First, we need better data on employer’s internal and external investment in learning and development—to cut through the noise and better understand the reality of the “skills gap.” Compared to the wealth of education and employment statistics that are available, the federal government stopped broadly surveying the state of employer training in 1995.
We also need to better understand the shelf life of skills. Employers need to develop new policies and practices around professional development. And business leaders need to articulate the business case for employer-provided training, which after all brings value to the employer as well as the employee.
In a world where learning on the job is more fragmented—and potentially spans multiple employers—it is also imperative to have an ecosystem that allows for the tracking and recognition of competencies and experiences, and the potential articulation into academic credit.
Microcredentials that stack into degrees, fitting together like lego blocks into larger wholes, could be key. After all, employers may be likely to pay for access to online course libraries and job-focused microcredentials rather than longer degree programs. Educational credentials—increasingly becoming digitized—should be more portable and transparent, so learners can better document and signal their competencies to employers across job contexts.
Colleges and universities also need to wake up to the opportunities and the threats posed by the changing world of work. Indeed, the markets for online education and post-baccalaureate learning are growing—but they are increasingly competitive.

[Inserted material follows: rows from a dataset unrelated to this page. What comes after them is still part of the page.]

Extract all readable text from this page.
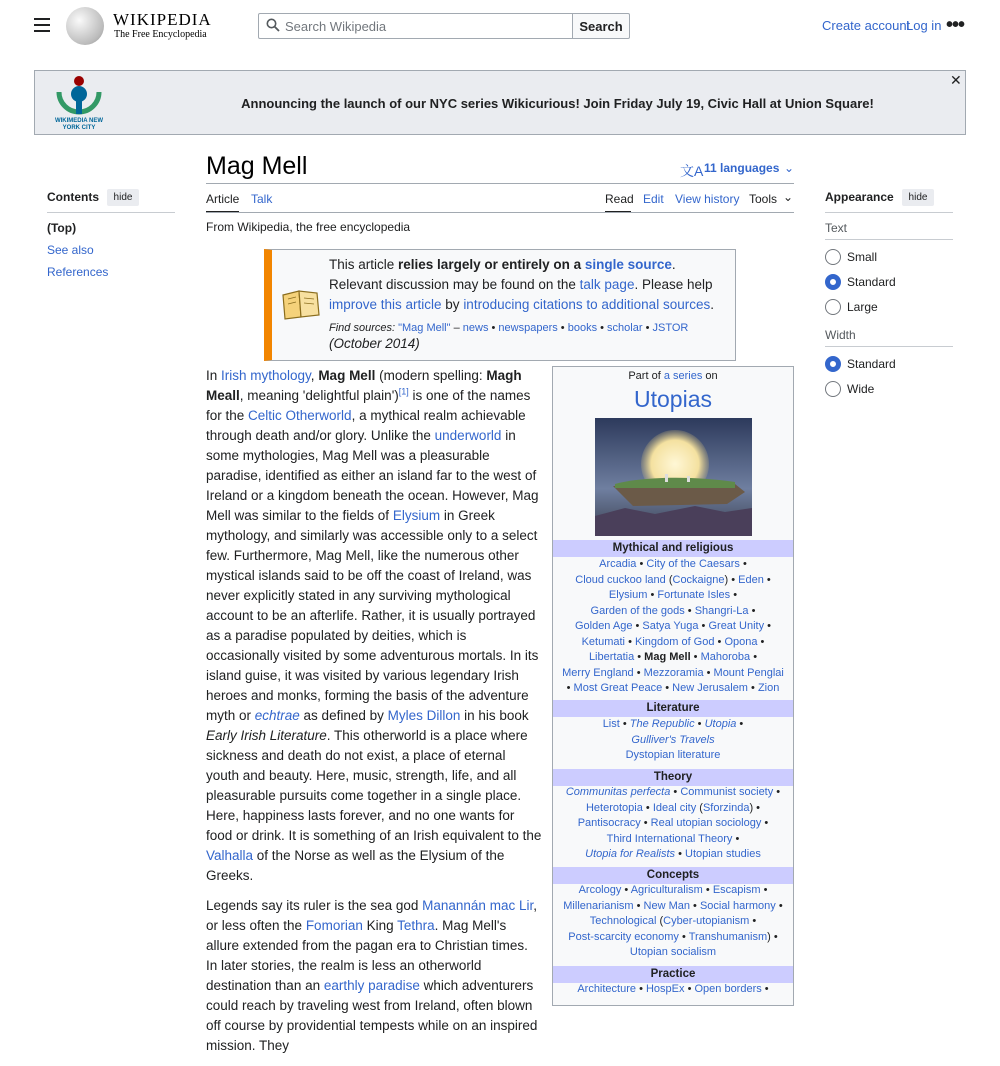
WIKIPEDIA
The Free Encyclopedia
Search Wikipedia
Search	Create account
Log in •••
WIKIMEDIA NEW YORK CITY
Announcing the launch of our NYC series Wikicurious! Join Friday July 19, Civic Hall at Union Square!
✕
Contents	hide
(Top)
See also
References
Mag Mell	文A 11 languages ⌄
Article Talk	Read Edit View history Tools ⌄
From Wikipedia, the free encyclopedia
Appearance	hide
Text
Small
Standard
Large
Width
Standard
Wide
This article relies largely or entirely on a single source. Relevant discussion may be found on the talk page. Please help improve this article by introducing citations to additional sources.
Find sources: "Mag Mell" – news • newspapers • books • scholar • JSTOR
(October 2014)

In Irish mythology, Mag Mell (modern spelling: Magh Meall, meaning 'delightful plain')[1] is one of the names for the Celtic Otherworld, a mythical realm achievable through death and/or glory. Unlike the underworld in some mythologies, Mag Mell was a pleasurable paradise, identified as either an island far to the west of Ireland or a kingdom beneath the ocean. However, Mag Mell was similar to the fields of Elysium in Greek mythology, and similarly was accessible only to a select few. Furthermore, Mag Mell, like the numerous other mystical islands said to be off the coast of Ireland, was never explicitly stated in any surviving mythological account to be an afterlife. Rather, it is usually portrayed as a paradise populated by deities, which is occasionally visited by some adventurous mortals. In its island guise, it was visited by various legendary Irish heroes and monks, forming the basis of the adventure myth or echtrae as defined by Myles Dillon in his book Early Irish Literature. This otherworld is a place where sickness and death do not exist, a place of eternal youth and beauty. Here, music, strength, life, and all pleasurable pursuits come together in a single place. Here, happiness lasts forever, and no one wants for food or drink. It is something of an Irish equivalent to the Valhalla of the Norse as well as the Elysium of the Greeks.

Legends say its ruler is the sea god Manannán mac Lir, or less often the Fomorian King Tethra. Mag Mell's allure extended from the pagan era to Christian times. In later stories, the realm is less an otherworld destination than an earthly paradise which adventurers could reach by traveling west from Ireland, often blown off course by providential tempests while on an inspired mission. They

Part of a series on
Utopias
Mythical and religious
Arcadia • City of the Caesars •
Cloud cuckoo land (Cockaigne) • Eden •
Elysium • Fortunate Isles •
Garden of the gods • Shangri-La •
Golden Age • Satya Yuga • Great Unity •
Ketumati • Kingdom of God • Opona •
Libertatia • Mag Mell • Mahoroba •
Merry England • Mezzoramia • Mount Penglai
• Most Great Peace • New Jerusalem • Zion
Literature
List • The Republic • Utopia •
Gulliver's Travels
Dystopian literature
Theory
Communitas perfecta • Communist society •
Heterotopia • Ideal city (Sforzinda) •
Pantisocracy • Real utopian sociology •
Third International Theory •
Utopia for Realists • Utopian studies
Concepts
Arcology • Agriculturalism • Escapism •
Millenarianism • New Man • Social harmony •
Technological (Cyber-utopianism •
Post-scarcity economy • Transhumanism) •
Utopian socialism
Practice
Architecture • HospEx • Open borders •
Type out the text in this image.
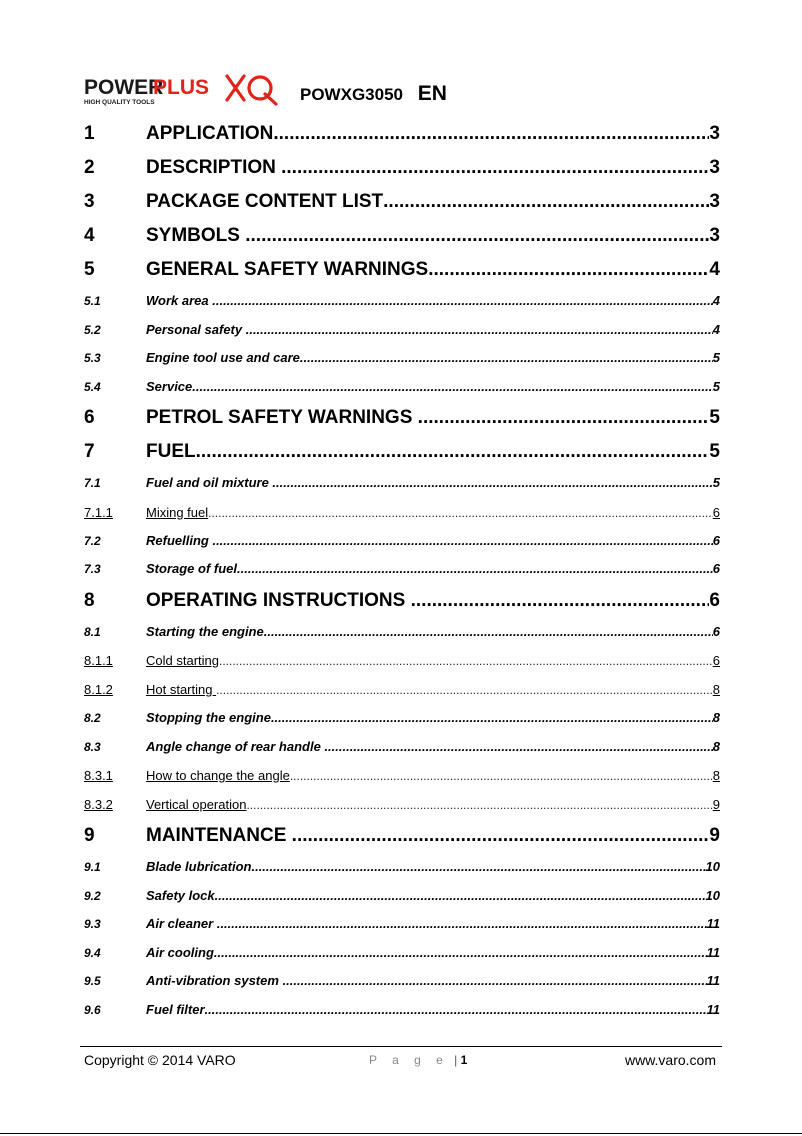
POWER
PLUS
HIGH QUALITY TOOLS	POWXG3050 EN
1	APPLICATION .....	3
2	DESCRIPTION .....	3
3	PACKAGE CONTENT LIST .....	3
4	SYMBOLS .....	3
5	GENERAL SAFETY WARNINGS .....	4
5.1	Work area .....	4
5.2	Personal safety .....	4
5.3	Engine tool use and care .....	5
5.4	Service .....	5
6	PETROL SAFETY WARNINGS .....	5
7	FUEL .....	5
7.1	Fuel and oil mixture .....	5
7.1.1	Mixing fuel .....	6
7.2	Refuelling .....	6
7.3	Storage of fuel .....	6
8	OPERATING INSTRUCTIONS .....	6
8.1	Starting the engine .....	6
8.1.1	Cold starting .....	6
8.1.2	Hot starting .....	8
8.2	Stopping the engine .....	8
8.3	Angle change of rear handle .....	8
8.3.1	How to change the angle .....	8
8.3.2	Vertical operation .....	9
9	MAINTENANCE .....	9
9.1	Blade lubrication .....	10
9.2	Safety lock .....	10
9.3	Air cleaner .....	11
9.4	Air cooling .....	11
9.5	Anti-vibration system .....	11
9.6	Fuel filter .....	11
Copyright © 2014 VARO	P a g e | 1	www.varo.com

Higher education institutions also have a great deal of adaptation and work to do to be perceived as the provider of choice: our recent Gallup survey revealed that workers have a low level of confidence in colleges’ ability to prepare graduates for the current and future workforce. Colleges are also facing new competitors backed by the wave of edtech investment going into postsecondary professional education and workforce training. Yet many of these new entities also represent potential partners and platforms and enablers for colleges.
More thoughtful government policies that reflect today’s realities are also needed. Only 22 percent of American adults believe government is doing enough to address the need for career-long learning and training—and perhaps this will emerge as a more important political issue in 2020. While careers are extending and upskilling is becoming a necessity, the vast majority of education spending is concentrated on those younger than age 25.
Tax incentives could be provided to incentivize employers’ investment in their workforce. Another solution could be new types of lifelong learning accounts that could enable employees and employers to save for learning costs on a pre-tax basis, similar to the concept behind 401(k)s and 529 plans. Consider also that the cap on the tax-free maximum employer tuition assistance benefit—$5,250—is not indexed to inflation and has not been increased since 1986, and this incentive has often faced the chopping block during periods of tax reform.
There are encouraging signs that leading employers are recognizing they have a larger obligation to prepare employees for the new world of work. Just this week, the Business Roundtable, an influential national association of CEOs, made headlines by releasing an updated “Statement on the Purpose of a Corporation,” signed by 181 CEOs. The statement centered on the idea that businesses should no longer focus principally to serve shareholders—but instead focus on all stakeholders, including employees. One of its key tenets is a commitment to investing in employees: “supporting them through training and education that helps develop new skills for a rapidly changing world.”
This recognition is a step in the right direction. But it’s just one part of the work ahead in preparing our society for a more rapidly-changing job market and learning landscape.